Heather Bellow, The Berkshire Eagle: What we have here, however unintentional, is a jailing system that puts women at an even greater disadvantage than men, because the men do stay in their home counties and do have better access to legal care. So it's a system that treats women differently than men.

Adam Frenier, NEPR: And to pick up on the point of legal care, Heather, what challenges do women who are in this Chicopee facility right now face in terms of getting ready for the potential trials or other legal matters they have to deal with while they're being held?

Well, it just makes it harder for attorneys to see them, and to drop off materials for them, and to talk to them. With attorneys who are already overwhelmed, inundated with case loads, you know, having to spend what is often a three- to five-hour trip to Chicopee, in terms of driving and visiting with a client, that does put a strain on that system.

And the attorneys that we spoke to across the board said this is definitely a problem and it definitely is compromising women's access to really high-quality legal counsel.

And you wrote that some families who have loved ones in the Chicopee facility are struggling to do so. Could you tell us a little bit more?

Right, so they're struggling to get to the jail. The jail, like all jails, has very specific visiting hours. And then, there is the phone system that these families and women rely on to stay in touch, and that can get expensive. It's 12 cents a minute at this particular jail in Chicopee, for instance, which is one of the lower rates in the state, but it still can add up for women who want to be in contact with their family.

There's one woman I spoke to whose husband is on disability. The phone costs are about $50 a week, which for them is real hardship.

For those who support this idea of sending women who are being held on bail to a separate facility, what are their reasons for this?

You know, this is the sheriff's argument back in the early 2000s when they were lobbying the legislature for the money to build the Chicopee jail, for instance. They said, at a regional jail we can keep all these women together and offer them really good programs. We can offer them some substance abuse treatment. We can do all these things for them. We can give them gynecologic services, we can provide very tailored programs for women.

And then also they said we don't have the logistical issues, we don't have to separate men and women, we don't have to separate the people awaiting trial from the sentenced population. And so all we can do now is just focus on the women and what they need. And so that's the main thrust of that argument.

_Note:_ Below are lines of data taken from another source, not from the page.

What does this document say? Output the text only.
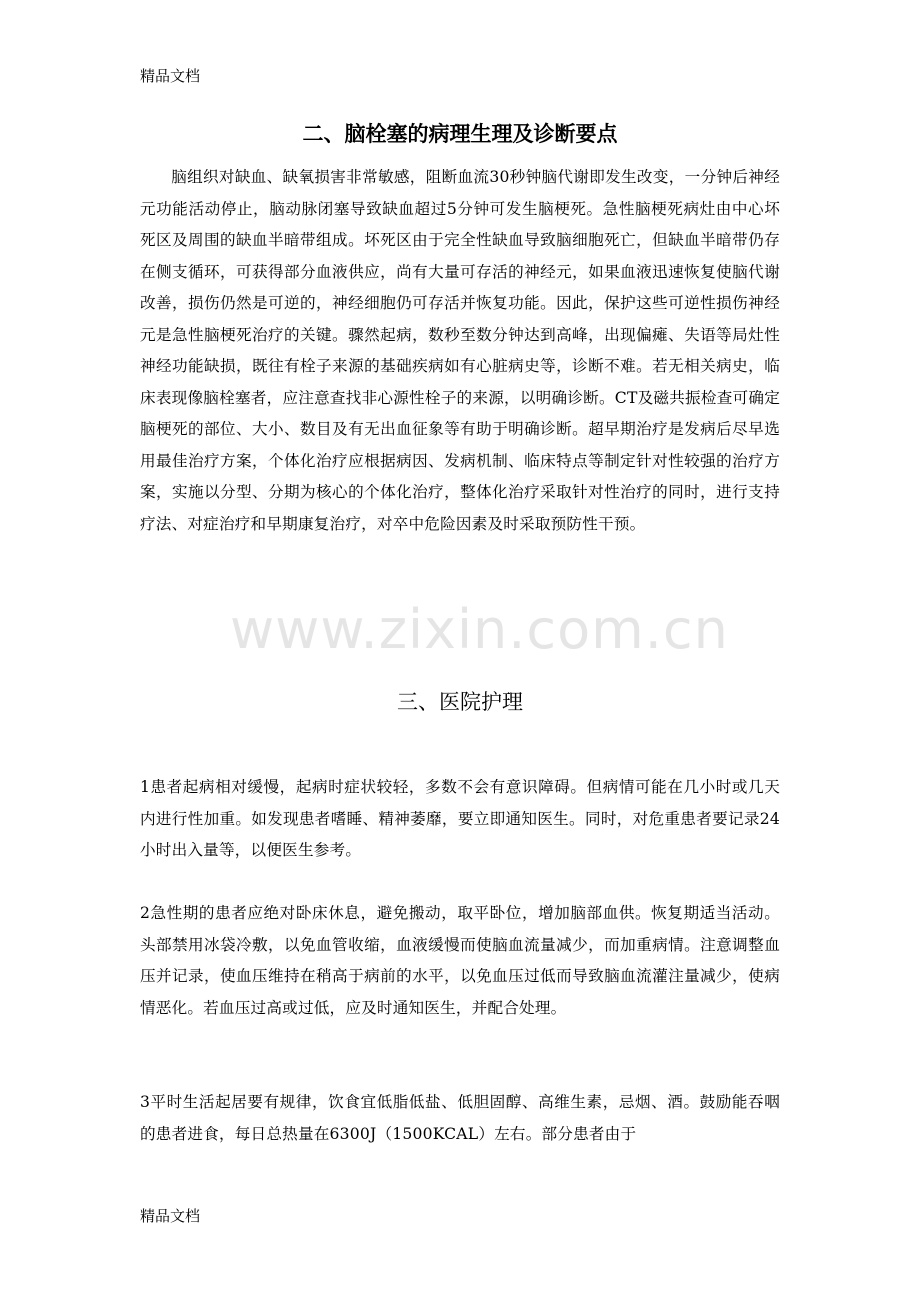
精品文档
二、脑栓塞的病理生理及诊断要点
脑组织对缺血、缺氧损害非常敏感，阻断血流30秒钟脑代谢即发生改变，一分钟后神经元功能活动停止，脑动脉闭塞导致缺血超过5分钟可发生脑梗死。急性脑梗死病灶由中心坏死区及周围的缺血半暗带组成。坏死区由于完全性缺血导致脑细胞死亡，但缺血半暗带仍存在侧支循环，可获得部分血液供应，尚有大量可存活的神经元，如果血液迅速恢复使脑代谢改善，损伤仍然是可逆的，神经细胞仍可存活并恢复功能。因此，保护这些可逆性损伤神经元是急性脑梗死治疗的关键。骤然起病，数秒至数分钟达到高峰，出现偏瘫、失语等局灶性神经功能缺损，既往有栓子来源的基础疾病如有心脏病史等，诊断不难。若无相关病史，临床表现像脑栓塞者，应注意查找非心源性栓子的来源，以明确诊断。CT及磁共振检查可确定脑梗死的部位、大小、数目及有无出血征象等有助于明确诊断。超早期治疗是发病后尽早选用最佳治疗方案，个体化治疗应根据病因、发病机制、临床特点等制定针对性较强的治疗方案，实施以分型、分期为核心的个体化治疗，整体化治疗采取针对性治疗的同时，进行支持疗法、对症治疗和早期康复治疗，对卒中危险因素及时采取预防性干预。
www.zixin.com.cn
三、医院护理
1患者起病相对缓慢，起病时症状较轻，多数不会有意识障碍。但病情可能在几小时或几天内进行性加重。如发现患者嗜睡、精神萎靡，要立即通知医生。同时，对危重患者要记录24小时出入量等，以便医生参考。
2急性期的患者应绝对卧床休息，避免搬动，取平卧位，增加脑部血供。恢复期适当活动。头部禁用冰袋冷敷，以免血管收缩，血液缓慢而使脑血流量减少，而加重病情。注意调整血压并记录，使血压维持在稍高于病前的水平，以免血压过低而导致脑血流灌注量减少，使病情恶化。若血压过高或过低，应及时通知医生，并配合处理。
3平时生活起居要有规律，饮食宜低脂低盐、低胆固醇、高维生素，忌烟、酒。鼓励能吞咽的患者进食，每日总热量在6300J（1500KCAL）左右。部分患者由于
精品文档
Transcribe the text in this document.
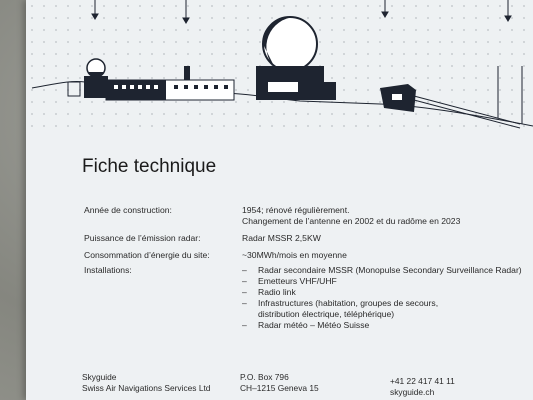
Fiche technique
Année de construction:	1954; rénové régulièrement.
Changement de l’antenne en 2002 et du radôme en 2023
Puissance de l’émission radar:	Radar MSSR 2,5KW
Consommation d’énergie du site:	~30MWh/mois en moyenne
Installations:	–	Radar secondaire MSSR (Monopulse Secondary Surveillance Radar)
–	Emetteurs VHF/UHF
–	Radio link
–	Infrastructures (habitation, groupes de secours,
distribution électrique, téléphérique)
–	Radar météo – Météo Suisse
Skyguide
Swiss Air Navigations Services Ltd
P.O. Box 796
CH–1215 Geneva 15
+41 22 417 41 11
skyguide.ch
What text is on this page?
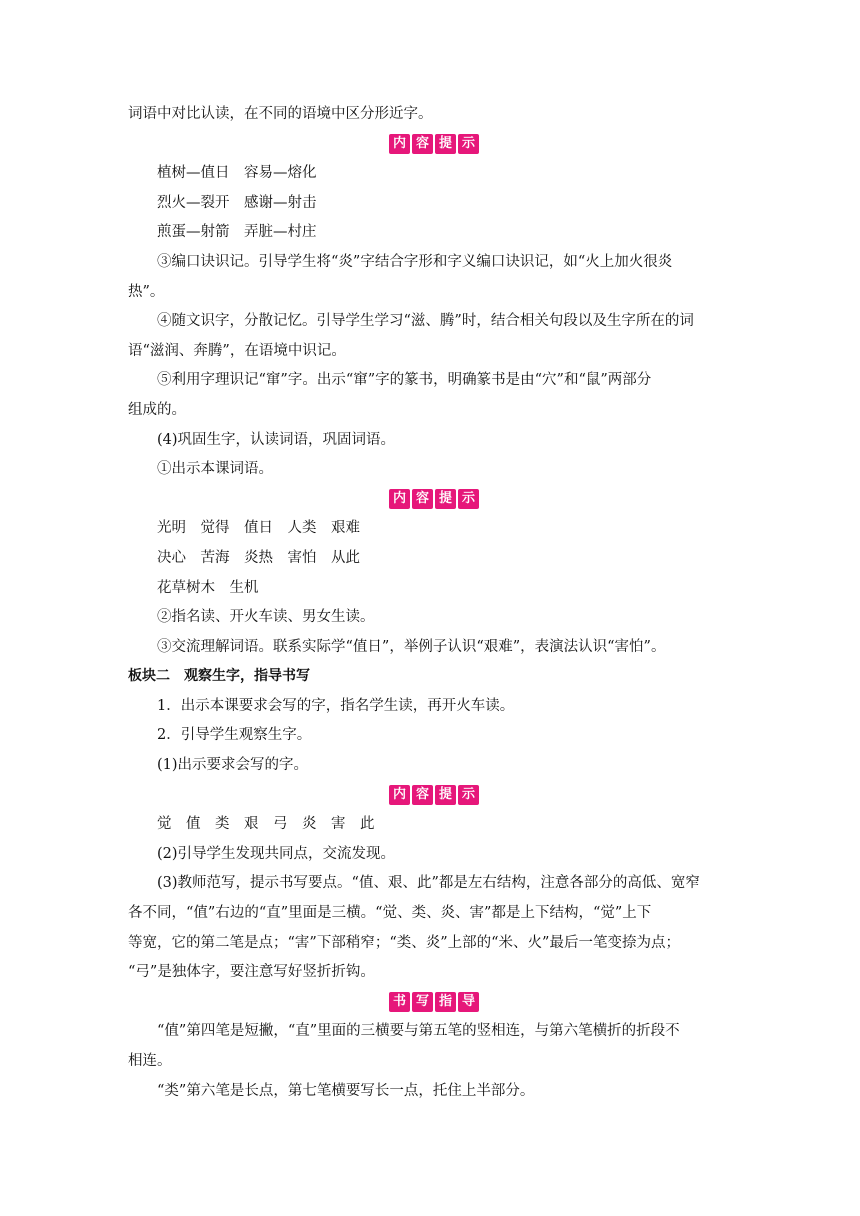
词语中对比认读，在不同的语境中区分形近字。

内 容 提 示

植树—值日　容易—熔化

烈火—裂开　感谢—射击

煎蛋—射箭　弄脏—村庄

③编口诀识记。引导学生将“炎”字结合字形和字义编口诀识记，如“火上加火很炎

热”。

④随文识字，分散记忆。引导学生学习“滋、腾”时，结合相关句段以及生字所在的词

语“滋润、奔腾”，在语境中识记。

⑤利用字理识记“窜”字。出示“窜”字的篆书，明确篆书是由“穴”和“鼠”两部分

组成的。

(4)巩固生字，认读词语，巩固词语。

①出示本课词语。

内 容 提 示

光明　觉得　值日　人类　艰难

决心　苦海　炎热　害怕　从此

花草树木　生机

②指名读、开火车读、男女生读。

③交流理解词语。联系实际学“值日”，举例子认识“艰难”，表演法认识“害怕”。

板块二　观察生字，指导书写

1．出示本课要求会写的字，指名学生读，再开火车读。

2．引导学生观察生字。

(1)出示要求会写的字。

内 容 提 示

觉　值　类　艰　弓　炎　害　此

(2)引导学生发现共同点，交流发现。

(3)教师范写，提示书写要点。“值、艰、此”都是左右结构，注意各部分的高低、宽窄

各不同，“值”右边的“直”里面是三横。“觉、类、炎、害”都是上下结构，“觉”上下

等宽，它的第二笔是点；“害”下部稍窄；“类、炎”上部的“米、火”最后一笔变捺为点；

“弓”是独体字，要注意写好竖折折钩。

书 写 指 导

“值”第四笔是短撇，“直”里面的三横要与第五笔的竖相连，与第六笔横折的折段不

相连。

“类”第六笔是长点，第七笔横要写长一点，托住上半部分。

Has there been talk either among elected officials, perhaps the new district attorney, Andrea Harrington, about finding a way to bring the Berkshire County women who are in Chicopee back to the county?

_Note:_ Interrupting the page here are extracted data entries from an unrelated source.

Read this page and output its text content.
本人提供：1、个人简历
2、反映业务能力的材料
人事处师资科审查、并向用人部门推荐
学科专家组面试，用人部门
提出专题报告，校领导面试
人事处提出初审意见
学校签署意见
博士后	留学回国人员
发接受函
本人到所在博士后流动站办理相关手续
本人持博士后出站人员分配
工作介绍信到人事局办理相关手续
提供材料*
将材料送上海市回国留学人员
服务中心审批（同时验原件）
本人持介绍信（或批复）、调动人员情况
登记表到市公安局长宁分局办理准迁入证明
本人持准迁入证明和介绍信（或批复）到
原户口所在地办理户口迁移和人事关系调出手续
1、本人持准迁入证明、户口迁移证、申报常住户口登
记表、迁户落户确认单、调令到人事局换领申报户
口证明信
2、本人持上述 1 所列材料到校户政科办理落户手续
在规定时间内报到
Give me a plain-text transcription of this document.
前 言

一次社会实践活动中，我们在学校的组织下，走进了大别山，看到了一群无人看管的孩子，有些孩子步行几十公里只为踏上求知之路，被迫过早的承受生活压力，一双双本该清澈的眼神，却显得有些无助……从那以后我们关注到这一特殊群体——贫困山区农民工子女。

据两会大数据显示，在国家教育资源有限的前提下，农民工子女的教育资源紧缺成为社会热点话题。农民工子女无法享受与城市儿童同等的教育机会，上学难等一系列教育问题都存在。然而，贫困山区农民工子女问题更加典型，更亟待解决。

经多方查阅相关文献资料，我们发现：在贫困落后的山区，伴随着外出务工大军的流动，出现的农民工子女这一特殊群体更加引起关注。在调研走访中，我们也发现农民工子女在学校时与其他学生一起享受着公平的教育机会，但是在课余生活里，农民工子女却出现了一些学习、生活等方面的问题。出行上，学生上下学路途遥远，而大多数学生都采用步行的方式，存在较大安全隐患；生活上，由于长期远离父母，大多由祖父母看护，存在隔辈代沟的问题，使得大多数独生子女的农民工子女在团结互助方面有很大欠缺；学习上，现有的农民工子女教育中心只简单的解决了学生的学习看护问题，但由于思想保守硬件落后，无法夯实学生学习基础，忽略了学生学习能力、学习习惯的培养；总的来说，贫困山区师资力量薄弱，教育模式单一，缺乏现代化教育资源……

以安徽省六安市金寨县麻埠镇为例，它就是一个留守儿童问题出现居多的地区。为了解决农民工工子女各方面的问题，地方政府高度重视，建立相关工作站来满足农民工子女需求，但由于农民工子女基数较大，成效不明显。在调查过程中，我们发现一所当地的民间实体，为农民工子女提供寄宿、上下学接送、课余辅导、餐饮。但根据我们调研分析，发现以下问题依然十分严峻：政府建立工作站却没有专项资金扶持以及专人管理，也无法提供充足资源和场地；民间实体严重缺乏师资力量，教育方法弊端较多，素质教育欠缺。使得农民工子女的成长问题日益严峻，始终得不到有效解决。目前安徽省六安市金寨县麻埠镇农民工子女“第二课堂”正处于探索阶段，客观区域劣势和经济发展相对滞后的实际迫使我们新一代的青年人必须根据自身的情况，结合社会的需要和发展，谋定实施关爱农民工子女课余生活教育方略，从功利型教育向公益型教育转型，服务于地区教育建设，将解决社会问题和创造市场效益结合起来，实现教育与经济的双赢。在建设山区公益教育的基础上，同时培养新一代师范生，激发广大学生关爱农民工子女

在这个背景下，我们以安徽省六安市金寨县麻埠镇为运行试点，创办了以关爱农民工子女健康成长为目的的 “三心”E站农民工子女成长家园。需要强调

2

Yes, well both a former D.A. and current D.A., Harrington, say they support having women stay in the county. You know, a lot of public officials are pointing to what is a very large bureaucratic ship, a lot of state dollars, that it's just very difficult to kind of turn.

There are activists who say this could just give the sheriff another excuse to build more jails and to keep the corrections industry thriving. So there's a lot of disagreement about how this should go. Some people say that the money should go into the community and into resources to keep women out of jail. These are women who are mostly mothers, they have substance abuse problems for the most part, they are struggling financially and many of them have been victimized over and over again, particularly sexually.